John did not answer with words. He simply adjusted his grip on the knife, tip pointed down, in an executioner's angle. The silence in the arena became so heavy that the sound of the apple Alex had bitten into minutes before would have sounded like thunder.
"The prototype is reaching its saturation point," Alex commented, his tone dropping to a note of real concern. "If he continues to force this state, his nervous system will begin to collapse. It's too much sensory information for a human being to process without protection. John is burning himself up from the inside to maintain this shadow form."

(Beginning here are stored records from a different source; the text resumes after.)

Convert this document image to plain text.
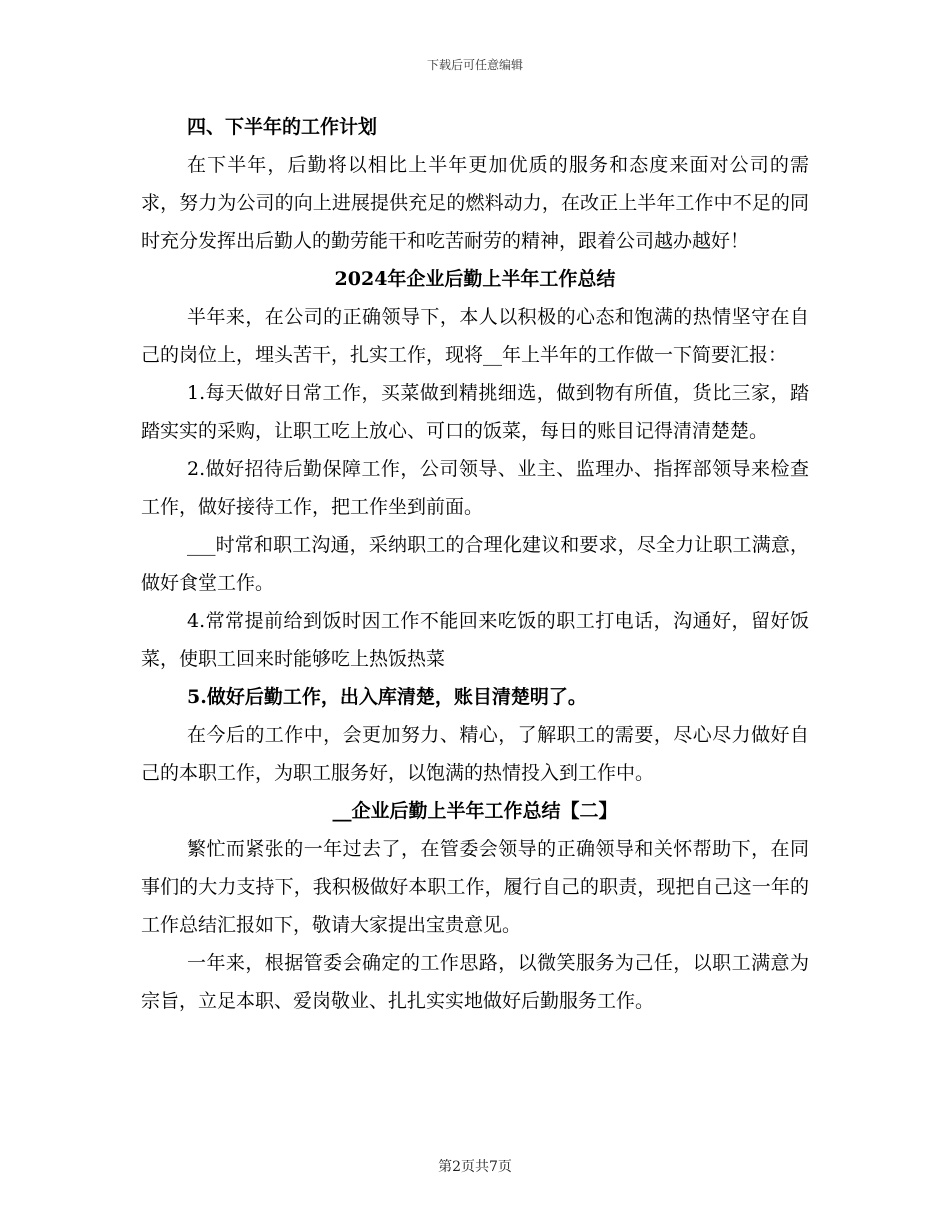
下载后可任意编辑
四、下半年的工作计划

在下半年，后勤将以相比上半年更加优质的服务和态度来面对公司的需求，努力为公司的向上进展提供充足的燃料动力，在改正上半年工作中不足的同时充分发挥出后勤人的勤劳能干和吃苦耐劳的精神，跟着公司越办越好！

2024年企业后勤上半年工作总结

半年来，在公司的正确领导下，本人以积极的心态和饱满的热情坚守在自己的岗位上，埋头苦干，扎实工作，现将__年上半年的工作做一下简要汇报：

1.每天做好日常工作，买菜做到精挑细选，做到物有所值，货比三家，踏踏实实的采购，让职工吃上放心、可口的饭菜，每日的账目记得清清楚楚。

2.做好招待后勤保障工作，公司领导、业主、监理办、指挥部领导来检查工作，做好接待工作，把工作坐到前面。

___时常和职工沟通，采纳职工的合理化建议和要求，尽全力让职工满意，做好食堂工作。

4.常常提前给到饭时因工作不能回来吃饭的职工打电话，沟通好，留好饭菜，使职工回来时能够吃上热饭热菜

5.做好后勤工作，出入库清楚，账目清楚明了。

在今后的工作中，会更加努力、精心，了解职工的需要，尽心尽力做好自己的本职工作，为职工服务好，以饱满的热情投入到工作中。

__企业后勤上半年工作总结【二】

繁忙而紧张的一年过去了，在管委会领导的正确领导和关怀帮助下，在同事们的大力支持下，我积极做好本职工作，履行自己的职责，现把自己这一年的工作总结汇报如下，敬请大家提出宝贵意见。

一年来，根据管委会确定的工作思路，以微笑服务为己任，以职工满意为宗旨，立足本职、爱岗敬业、扎扎实实地做好后勤服务工作。

第2页共7页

Kevin, seeing a flicker in John's gaze—perhaps a millisecond of fatigue—gathered his last strength. He didn't attack with the knife. He dove for John's legs, attempting a wrestling takedown to bring the fight to the ground, where the shadow's agility would be negated by the weight of their bodies.
John staggered. For the first time in his "Shadow" phase, he was touched in a clumsy, brutal way. The fight stopped being a dance and became a tangle of limbs and snarls in the sand.
"Oh!" Smith exclaimed, slapping his chest. "Sublime style meets the mud! What a delicious twist! The shadow is being dragged down to the earth! Kevin, show us how an artist behaves in a street fight! John, show us if a shadow can bleed in the dust!"
They rolled across the arena, blades scratching the floor and creating sparks. Kevin tried to use the hilt of the Karambit to choke John, while the soldier used his fingers to seek pressure points on the boy's neck. The fight was far from over. Every inch of skin was now covered in a mixture of sweat, dirt, and blood.
John managed to free one arm and delivered a series of short, brutal punches to Kevin's ribs. The sound of grinding bones echoed, but Kevin, instead of letting go, tightened his grip even further, laughing through crimson-stained teeth.
"I'm... taking you with me... into the dark..." Kevin hissed into John's ear.
The fight continued, an endless cycle of technique against desperation, under the watchful, sadistic gaze of Smith and the fearful analysis of Alex.